Select Physio is a data controller for the purposes of the Data Protection Act 1998 and GDPR May 2018. There are clinical, safety and legal reasons to collect and process personal data for medical records and we also ask for consent from individual patients.
How do we store and control data at Select Physio? We use;
- Paper records of consultations with physiotherapists which are stored securely for 8 years after the last appointment (and the patient is over 25 years old). Maternity cases may be held for longer. Notes in transit between practices are kept with the Physiotherapist.
- Electronic patient data held on our medical management system which is securely hosted.
Why do we need to process data?
- To provide high quality care to our patients.
- To maintain accounts and records.
What data do we share and with whom?
- Personal and medical data with the hosts of the electronic diary TM3.
- Personal and medical data with other medical professionals e.g. your GP/consultant.
- Personal data on invoices to insurance companies relating to treatment.
Select Physio recognises the importance of keeping all information secure and confidential, whether medical, personal or financial. Appropriate technical and organisational measures are taken against unauthorised or unlawful processing of data and against any accidental loss or destruction of or damage to personal data. We will not use your data for direct marketing.

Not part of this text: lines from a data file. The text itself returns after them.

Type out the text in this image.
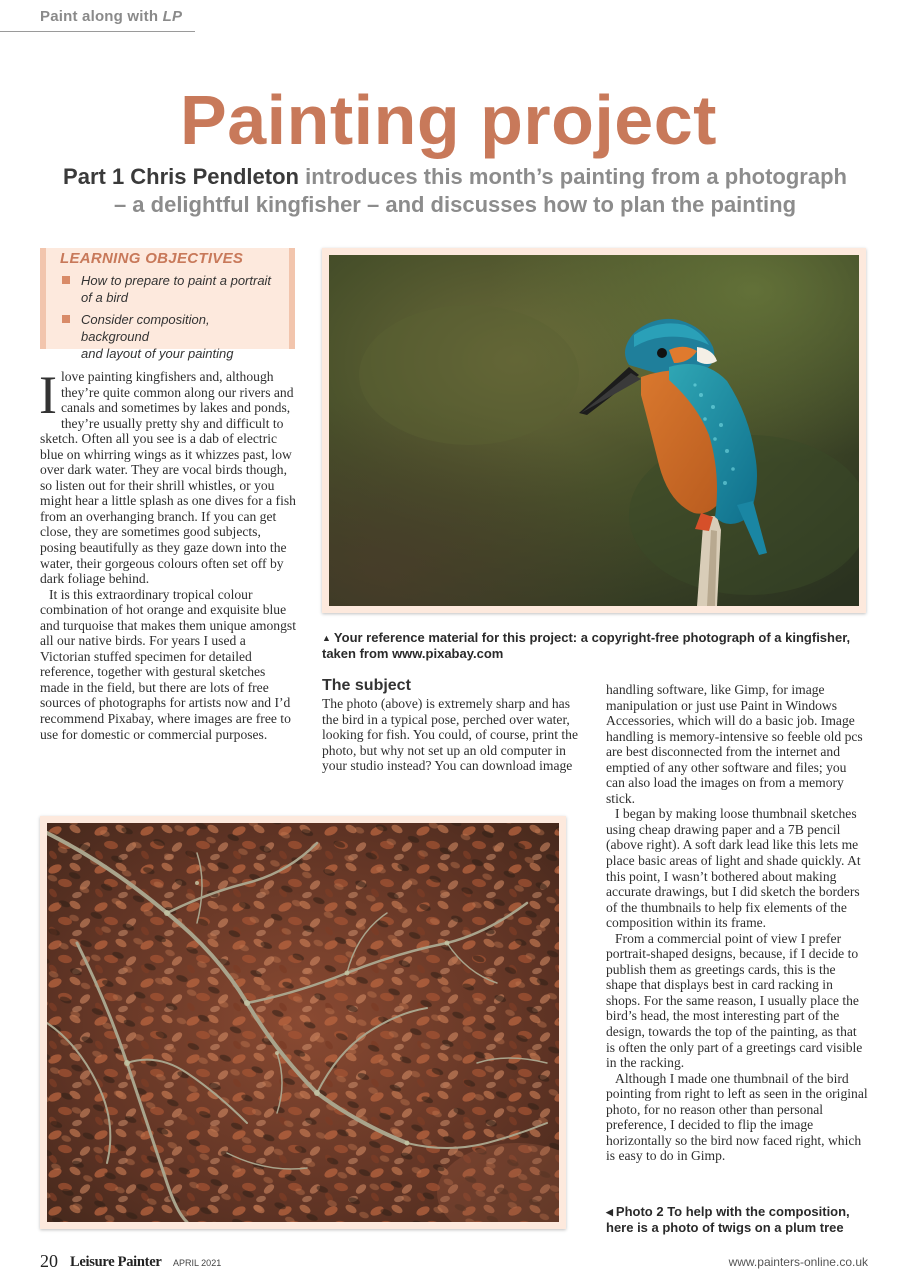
Paint along with LP
Painting project
Part 1 Chris Pendleton introduces this month’s painting from a photograph
– a delightful kingfisher – and discusses how to plan the painting

LEARNING OBJECTIVES

How to prepare to paint a portrait
of a bird
Consider composition, background
and layout of your painting

Ilove painting kingfishers and, although they’re quite common along our rivers and canals and sometimes by lakes and ponds, they’re usually pretty shy and difficult to sketch. Often all you see is a dab of electric blue on whirring wings as it whizzes past, low over dark water. They are vocal birds though, so listen out for their shrill whistles, or you might hear a little splash as one dives for a fish from an overhanging branch. If you can get close, they are sometimes good subjects, posing beautifully as they gaze down into the water, their gorgeous colours often set off by dark foliage behind.

It is this extraordinary tropical colour combination of hot orange and exquisite blue and turquoise that makes them unique amongst all our native birds. For years I used a Victorian stuffed specimen for detailed reference, together with gestural sketches made in the field, but there are lots of free sources of photographs for artists now and I’d recommend Pixabay, where images are free to use for domestic or commercial purposes.

▲ Your reference material for this project: a copyright-free photograph of a kingfisher, taken from www.pixabay.com

The subject

The photo (above) is extremely sharp and has the bird in a typical pose, perched over water, looking for fish. You could, of course, print the photo, but why not set up an old computer in your studio instead? You can download image

handling software, like Gimp, for image manipulation or just use Paint in Windows Accessories, which will do a basic job. Image handling is memory-intensive so feeble old pcs are best disconnected from the internet and emptied of any other software and files; you can also load the images on from a memory stick.

I began by making loose thumbnail sketches using cheap drawing paper and a 7B pencil (above right). A soft dark lead like this lets me place basic areas of light and shade quickly. At this point, I wasn’t bothered about making accurate drawings, but I did sketch the borders of the thumbnails to help fix elements of the composition within its frame.

From a commercial point of view I prefer portrait-shaped designs, because, if I decide to publish them as greetings cards, this is the shape that displays best in card racking in shops. For the same reason, I usually place the bird’s head, the most interesting part of the design, towards the top of the painting, as that is often the only part of a greetings card visible in the racking.

Although I made one thumbnail of the bird pointing from right to left as seen in the original photo, for no reason other than personal preference, I decided to flip the image horizontally so the bird now faced right, which is easy to do in Gimp.

◀ Photo 2 To help with the composition, here is a photo of twigs on a plum tree
20 Leisure Painter APRIL 2021	www.painters-online.co.uk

Data protection legislation allows any adult patient or competent child to access to their medical records via a Subject Access Request (SAR) which must be made in writing, and this must be responded to within 1 month (unless serious harm could be caused to physical or mental health in doing so or the request is unfounded or excessive.) In most cases there is no charge for an SAR but decisions are made on an individual basis according to the nature of the request.
We have a legal duty to maintain clinical records for 8 years after completion of the last episode of care. Individuals can request that any inaccuracies are corrected and to complain to the ICO if they perceive there is a problem with the way Select Physio is handling their data.